Educação Infantil - oriental e ocidental - socialização
As crianças asiáticas são menos prejudicadas pelo que o psicólogo Guntrip considera a praga emocional da civilização moderna: um ego fraco, que não tem confiança em si mesmo nem na própria capacidade.
Os povoados e
famílias estendidas da Índia ou do Tibete tradicionais parecem haver criado
egos mais fortes, não engendrou a grande cisão entre o corpo e a mente que nós,
ocidentais, conhecemos tão bem; menos debilitados por divisões internas — entre
corpo e mente, individual e social, pais e filhos, ego fraco e superego
punitivo —, características do indivíduo moderno.
Na cultura asiática, os “andares superiores”

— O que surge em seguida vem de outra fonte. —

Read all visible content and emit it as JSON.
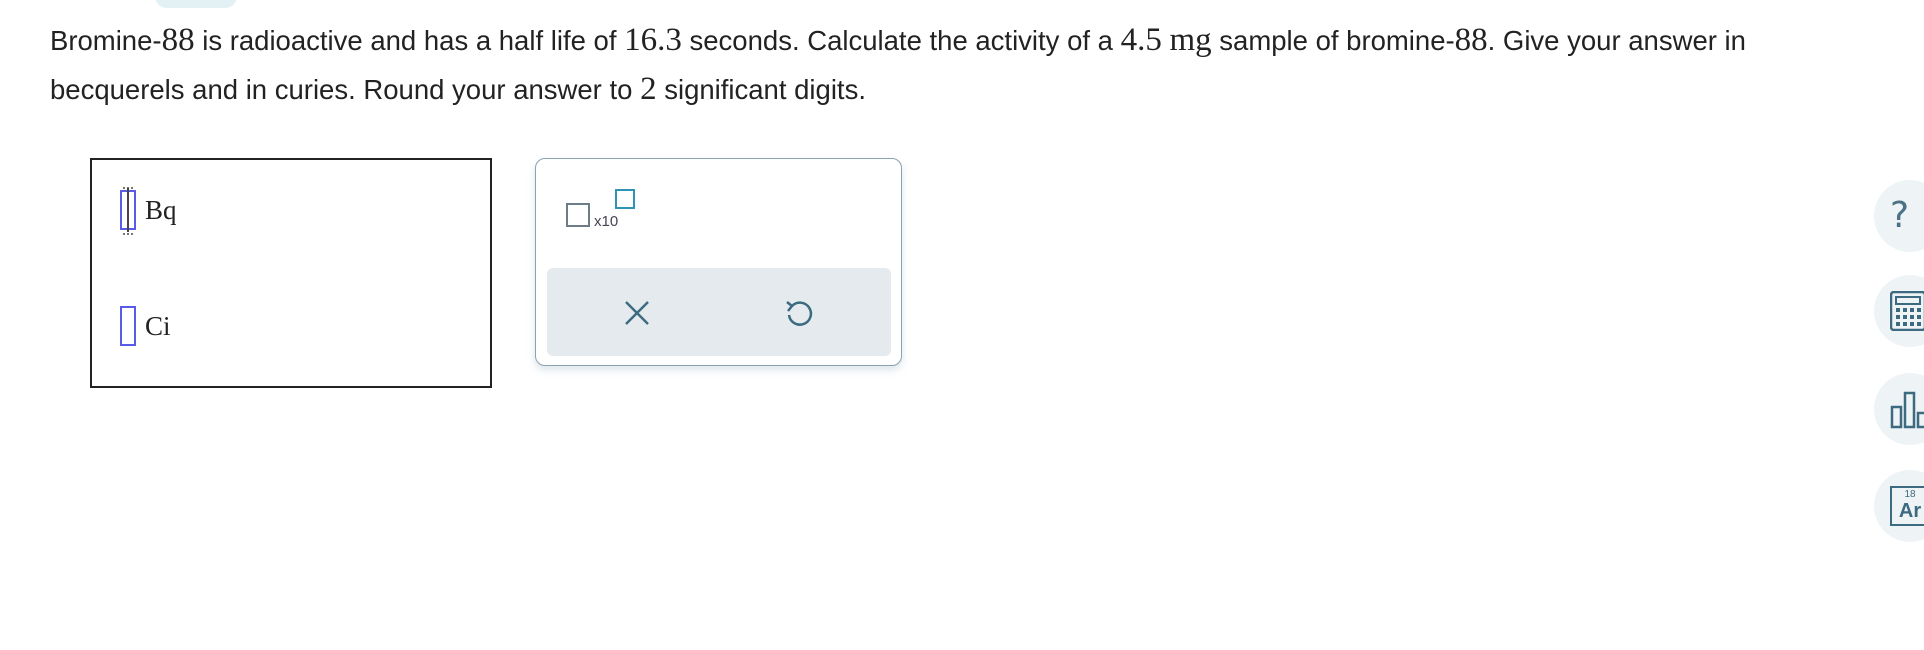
{
  "question": {
    "t1": "Bromine-",
    "m1": "88",
    "t2": " is radioactive and has a half life of ",
    "m2": "16.3",
    "t3": " seconds. Calculate the activity of a ",
    "m3": "4.5",
    "t4": " ",
    "m4": "mg",
    "t5": " sample of bromine-",
    "m5": "88",
    "t6": ". Give your answer in becquerels and in curies. Round your answer to ",
    "m6": "2",
    "t7": " significant digits."
  },
  "answer": {
    "rows": [
      {
        "unit": "Bq",
        "value": ""
      },
      {
        "unit": "Ci",
        "value": ""
      }
    ]
  },
  "tools": {
    "x10_label": "x10",
    "clear_icon": "close-icon",
    "undo_icon": "undo-icon"
  },
  "side": {
    "help_icon": "?",
    "calculator_icon": "calculator-icon",
    "chart_icon": "bar-chart-icon",
    "periodic_table": {
      "number": "18",
      "symbol": "Ar"
    }
  },
  "colors": {
    "slot_border": "#5a5be8",
    "exponent_box": "#2f93b5",
    "action_bar": "#e4eaed",
    "icon": "#3c6a80"
  }
}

do desenvolvimento espiritual podiam ser construídos sobre um “térreo” mais
estável e coeso.
Os métodos de
criação de filhos nas culturas asiáticas em geral estão longe de serem ideais,
mas acabaram se revelando de certa forma mais saudáveis do que no Ocidente
moderno.
De forma geral, as mães asiáticas oferecem a
seus filhos um vínculo forte e precoce. As crianças indianas e tibetanas, por
exemplo, permanecem continuamente no colo, e muitas vezes compartilham da cama
dos pais durante os primeiros dois ou três anos.

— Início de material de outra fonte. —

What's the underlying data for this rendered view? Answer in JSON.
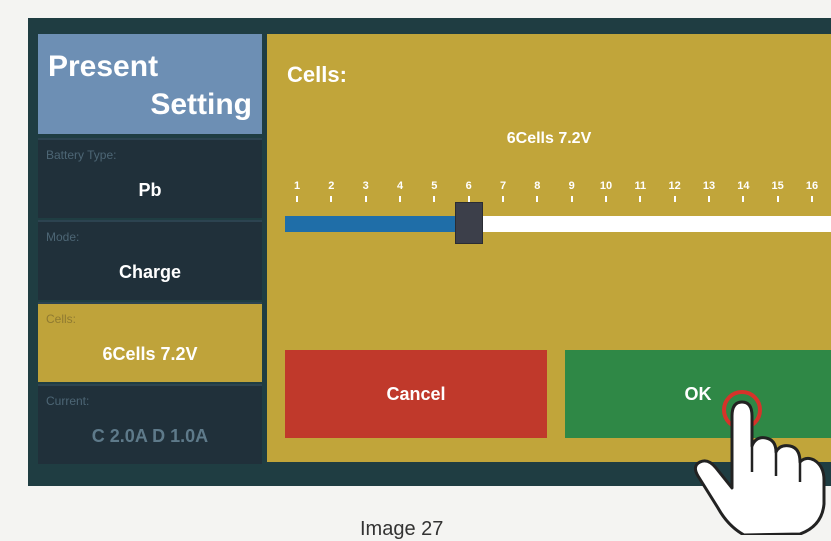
{
  "sidebar": {
    "header_line1": "Present",
    "header_line2": "Setting",
    "items": [
      {
        "label": "Battery Type:",
        "value": "Pb"
      },
      {
        "label": "Mode:",
        "value": "Charge"
      },
      {
        "label": "Cells:",
        "value": "6Cells  7.2V"
      },
      {
        "label": "Current:",
        "value": "C 2.0A  D 1.0A"
      }
    ]
  },
  "main": {
    "title": "Cells:",
    "readout": "6Cells  7.2V",
    "slider": {
      "ticks": [
        "1",
        "2",
        "3",
        "4",
        "5",
        "6",
        "7",
        "8",
        "9",
        "10",
        "11",
        "12",
        "13",
        "14",
        "15",
        "16"
      ],
      "value": 6,
      "min": 1,
      "max": 16
    },
    "cancel_label": "Cancel",
    "ok_label": "OK"
  },
  "colors": {
    "accent": "#c1a53a",
    "sidebar_header": "#6d8fb4",
    "slider_fill": "#1f6ea8",
    "cancel": "#c0392b",
    "ok": "#2f8846"
  },
  "icons": {
    "pointer": "hand-pointer-icon"
  },
  "caption": "Image 27"
}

Alan Roland, psicanalista que passou muitos
anos estudando as diferenças culturais entre Oriente e Ocidente no que toca ao
desenvolvimento do eu, descreve os métodos indianos de criar filhos:
Ocorre um
intenso e prolongado envolvimento com a criança durante os primeiros quatro ou
cinco anos de vida, inclusive uma espécie de adoração pela criança, até o ponto
de tratá-la como se fosse divina, o que
desenvolve uma profunda sensação de bem-estar nesta criança.
As mães, avós, tias, empregadas, irmãs mais
velhas e primas tomam parte neste espelhamento prolongado, que incorpora
sentimentos intensos de auto-estima.
O método de
criação dos filhos utilizado na Índia, juntamente com a estruturação interior
de uma grande auto-estima, são psicologicamente congruentes com o conceito
hindu de que a Alma individual é um pedaço de Deus (atman-brahman).
A profunda sensação de auto-estima e a
premissa de que a pessoa pode se esforçar para se tornar semelhante a Deus
estão interligados. Isto se opõe à premissa cristã ocidental do pecado
original.
De acordo com
Roland, esta qualidade nutritiva da família estendida indiana ajuda a criança a
desenvolver uma estrutura de ego cujos limites são “em geral mais flexíveis e
mais permeáveis do que os da maioria dos ocidentais” e “menos claramente
demarcados”.
Ao crescer em
famílias estendidas, as crianças asiáticas também são expostas a uma variedade
de modelos e fontes de nutrição, mesmo que o pai e a mãe não estejam sempre
disponíveis. Os povoados rurais tibetanos, por exemplo, costumavam considerar
as crianças como pertencendo a todos e sendo de responsabilidade dc todos.
As famílias estendidas amenizam a tendência
dos pais de dominarem psicologicamente os filhos. Contrariamente, os pais de
famílias individualizadas fazem um investimento muito maior em seus filhos:
“Este é meu
filho, meu filho é uma extensão de mim”, o que contribui para a ferida
narcisista e uma fixação intensa nos pais, o que no caso de muitos ocidentais
dura a vida inteira.
Certos
psicólogos desenvolvimentistas argumentam que crianças que receberam menos
cuidados na infância se apegam mais rigidamente aos traços internalizados dos
pais. Isso explicaria porque os tibetanos que conheço não parecem sofrer
pesadas fixações cm pai e mãe como os ocidentais.
Seus complexos de eu/outro (objeto relacional)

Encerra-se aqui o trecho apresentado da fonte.